What are the risks of sickle cell disease to the unborn baby?
Pregnant women with sickle cell disease may give birth to a baby with sickle cell disease. If you have sickle cell disease and want to have a child, make sure your partner is examined. The analysis of the hemoglobin of your partner, will determine if there is a risk of sickle cell disease in the future baby, to propose a prenatal diagnosis. The sickle cell woman will have a healthy child, if the father of the child is AA. The risk of the baby having the disease is high if both parents carry the gene. If your pregnancy was unplanned and both of you are sick, consider consulting a genetic counselor to let you know what options you have. You must make all arrangements for a screening test to be given to your baby at birth.

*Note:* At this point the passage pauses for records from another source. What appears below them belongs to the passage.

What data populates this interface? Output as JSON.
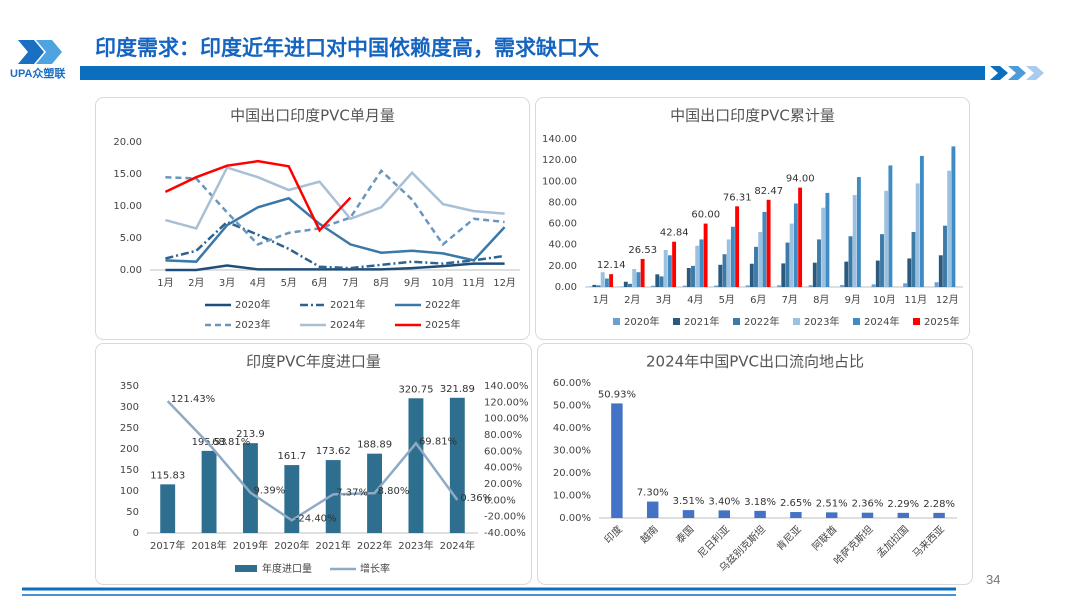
{
  "header": {
    "logo": "UPA众塑联",
    "title": "印度需求：印度近年进口对中国依赖度高，需求缺口大",
    "page_number": "34"
  },
  "chart_data": [
    {
      "type": "line",
      "title": "中国出口印度PVC单月量",
      "categories": [
        "1月",
        "2月",
        "3月",
        "4月",
        "5月",
        "6月",
        "7月",
        "8月",
        "9月",
        "10月",
        "11月",
        "12月"
      ],
      "ylim": [
        0,
        20
      ],
      "yticks": [
        {
          "value": 0,
          "label": "0.00"
        },
        {
          "value": 5,
          "label": "5.00"
        },
        {
          "value": 10,
          "label": "10.00"
        },
        {
          "value": 15,
          "label": "15.00"
        },
        {
          "value": 20,
          "label": "20.00"
        }
      ],
      "series": [
        {
          "name": "2020年",
          "color": "#1f4e79",
          "line_style": "solid",
          "values": [
            0,
            0,
            0.7,
            0.1,
            0.1,
            0.1,
            0.1,
            0.1,
            0.3,
            0.6,
            1.0,
            1.0
          ]
        },
        {
          "name": "2021年",
          "color": "#2e6390",
          "line_style": "dashdot",
          "values": [
            1.8,
            3.0,
            7.5,
            5.5,
            3.3,
            0.5,
            0.3,
            0.8,
            1.3,
            1.0,
            1.5,
            2.2
          ]
        },
        {
          "name": "2022年",
          "color": "#3a78a8",
          "line_style": "solid",
          "values": [
            1.5,
            1.3,
            7.0,
            9.8,
            11.2,
            7.2,
            4.0,
            2.7,
            3.0,
            2.6,
            1.5,
            6.7
          ]
        },
        {
          "name": "2023年",
          "color": "#6a96bd",
          "line_style": "dash",
          "values": [
            14.5,
            14.3,
            9.0,
            4.0,
            5.8,
            6.5,
            8.2,
            15.5,
            11.0,
            4.0,
            8.0,
            7.5
          ]
        },
        {
          "name": "2024年",
          "color": "#a8bfd6",
          "line_style": "solid",
          "values": [
            7.8,
            6.5,
            16.0,
            14.5,
            12.5,
            13.8,
            8.0,
            9.8,
            15.2,
            10.3,
            9.2,
            8.8
          ]
        },
        {
          "name": "2025年",
          "color": "#ff0000",
          "line_style": "solid",
          "values": [
            12.2,
            14.5,
            16.3,
            17.0,
            16.2,
            6.2,
            11.3,
            null,
            null,
            null,
            null,
            null
          ]
        }
      ]
    },
    {
      "type": "bar",
      "title": "中国出口印度PVC累计量",
      "categories": [
        "1月",
        "2月",
        "3月",
        "4月",
        "5月",
        "6月",
        "7月",
        "8月",
        "9月",
        "10月",
        "11月",
        "12月"
      ],
      "ylim": [
        0,
        140
      ],
      "yticks": [
        {
          "value": 0,
          "label": "0.00"
        },
        {
          "value": 20,
          "label": "20.00"
        },
        {
          "value": 40,
          "label": "40.00"
        },
        {
          "value": 60,
          "label": "60.00"
        },
        {
          "value": 80,
          "label": "80.00"
        },
        {
          "value": 100,
          "label": "100.00"
        },
        {
          "value": 120,
          "label": "120.00"
        },
        {
          "value": 140,
          "label": "140.00"
        }
      ],
      "series": [
        {
          "name": "2020年",
          "color": "#6d9fd0",
          "values": [
            0.5,
            0.5,
            1.2,
            1.3,
            1.4,
            1.5,
            1.6,
            1.7,
            1.9,
            2.5,
            3.5,
            4.5
          ]
        },
        {
          "name": "2021年",
          "color": "#2a5a80",
          "values": [
            2,
            5,
            12,
            18,
            21,
            22,
            22.3,
            23,
            24,
            25,
            27,
            30
          ]
        },
        {
          "name": "2022年",
          "color": "#3c7aa8",
          "values": [
            1.5,
            3,
            10,
            20,
            31,
            38,
            42,
            45,
            48,
            50,
            52,
            58
          ]
        },
        {
          "name": "2023年",
          "color": "#9cc0df",
          "values": [
            14,
            17,
            35,
            39,
            45,
            52,
            60,
            75,
            87,
            91,
            98,
            110
          ]
        },
        {
          "name": "2024年",
          "color": "#3f8cc4",
          "values": [
            8,
            14,
            30,
            45,
            57,
            71,
            79,
            89,
            104,
            115,
            124,
            133
          ]
        },
        {
          "name": "2025年",
          "color": "#ff0000",
          "data_labels": true,
          "values": [
            12.14,
            26.53,
            42.84,
            60,
            76.31,
            82.47,
            94,
            null,
            null,
            null,
            null,
            null
          ],
          "value_labels": [
            "12.14",
            "26.53",
            "42.84",
            "60.00",
            "76.31",
            "82.47",
            "94.00",
            null,
            null,
            null,
            null,
            null
          ]
        }
      ]
    },
    {
      "type": "combo",
      "title": "印度PVC年度进口量",
      "categories": [
        "2017年",
        "2018年",
        "2019年",
        "2020年",
        "2021年",
        "2022年",
        "2023年",
        "2024年"
      ],
      "ylim": [
        0,
        350
      ],
      "yticks": [
        0,
        50,
        100,
        150,
        200,
        250,
        300,
        350
      ],
      "y2lim": [
        -40,
        140
      ],
      "y2ticks": [
        {
          "value": -40,
          "label": "-40.00%"
        },
        {
          "value": -20,
          "label": "-20.00%"
        },
        {
          "value": 0,
          "label": "0.00%"
        },
        {
          "value": 20,
          "label": "20.00%"
        },
        {
          "value": 40,
          "label": "40.00%"
        },
        {
          "value": 60,
          "label": "60.00%"
        },
        {
          "value": 80,
          "label": "80.00%"
        },
        {
          "value": 100,
          "label": "100.00%"
        },
        {
          "value": 120,
          "label": "120.00%"
        },
        {
          "value": 140,
          "label": "140.00%"
        }
      ],
      "series": [
        {
          "name": "年度进口量",
          "type": "bar",
          "color": "#2e6e8e",
          "data_labels": true,
          "values": [
            115.83,
            195.53,
            213.9,
            161.7,
            173.62,
            188.89,
            320.75,
            321.89
          ]
        },
        {
          "name": "增长率",
          "type": "line",
          "axis": "y2",
          "color": "#8eaac4",
          "data_labels": true,
          "values": [
            121.43,
            68.81,
            9.39,
            -24.4,
            7.37,
            8.8,
            69.81,
            0.36
          ],
          "value_labels": [
            "121.43%",
            "68.81%",
            "9.39%",
            "-24.40%",
            "7.37%",
            "8.80%",
            "69.81%",
            "0.36%"
          ]
        }
      ]
    },
    {
      "type": "bar",
      "title": "2024年中国PVC出口流向地占比",
      "categories": [
        "印度",
        "越南",
        "泰国",
        "尼日利亚",
        "乌兹别克斯坦",
        "肯尼亚",
        "阿联酋",
        "哈萨克斯坦",
        "孟加拉国",
        "马来西亚"
      ],
      "color": "#4472c4",
      "data_labels": true,
      "values": [
        50.93,
        7.3,
        3.51,
        3.4,
        3.18,
        2.65,
        2.51,
        2.36,
        2.29,
        2.28
      ],
      "value_labels": [
        "50.93%",
        "7.30%",
        "3.51%",
        "3.40%",
        "3.18%",
        "2.65%",
        "2.51%",
        "2.36%",
        "2.29%",
        "2.28%"
      ],
      "ylim": [
        0,
        60
      ],
      "yticks": [
        {
          "value": 0,
          "label": "0.00%"
        },
        {
          "value": 10,
          "label": "10.00%"
        },
        {
          "value": 20,
          "label": "20.00%"
        },
        {
          "value": 30,
          "label": "30.00%"
        },
        {
          "value": 40,
          "label": "40.00%"
        },
        {
          "value": 50,
          "label": "50.00%"
        },
        {
          "value": 60,
          "label": "60.00%"
        }
      ]
    }
  ]
}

Sickle cell disease and marriage
You are young and beautiful, you think you have found a soul mate, this person who will make you happy for the rest of your life and you consider marriage. When we love each other, before considering marriage, it is important to carry out certain examinations among which electrophoresis. This examination makes it possible to determine the possibilities or risks of possible sickle cell disease (SS or AS anemia). Two AS people can father one SS child (1 in 4 probability), one AA child (1 in 4 probability) or 1 AS child (1 in 2 probability). If you and your spouse are carriers of the gene, the risk of your children being sickle cell is great.
Several questions of a purely ethical nature then arise. He has sickle cell disease like me, do we have to give up marriage? Should we renounce marriage with the love of his life because we do not want to see our children suffer from sickle cell disease? You feel guilty, you hesitate. Or should you take the risk and live your love because you love? As we say in Africa, love to all rights and all of us homework.
This question is Cornelian and everyone can answer it according to their own convictions. One thing is certain, in either case your choice will be the best and no one can judge it. Only you know what you are going through. No doctor in the world will give you the answer to this question. This answer is there, deep in your heart. Make the choice that you judge right.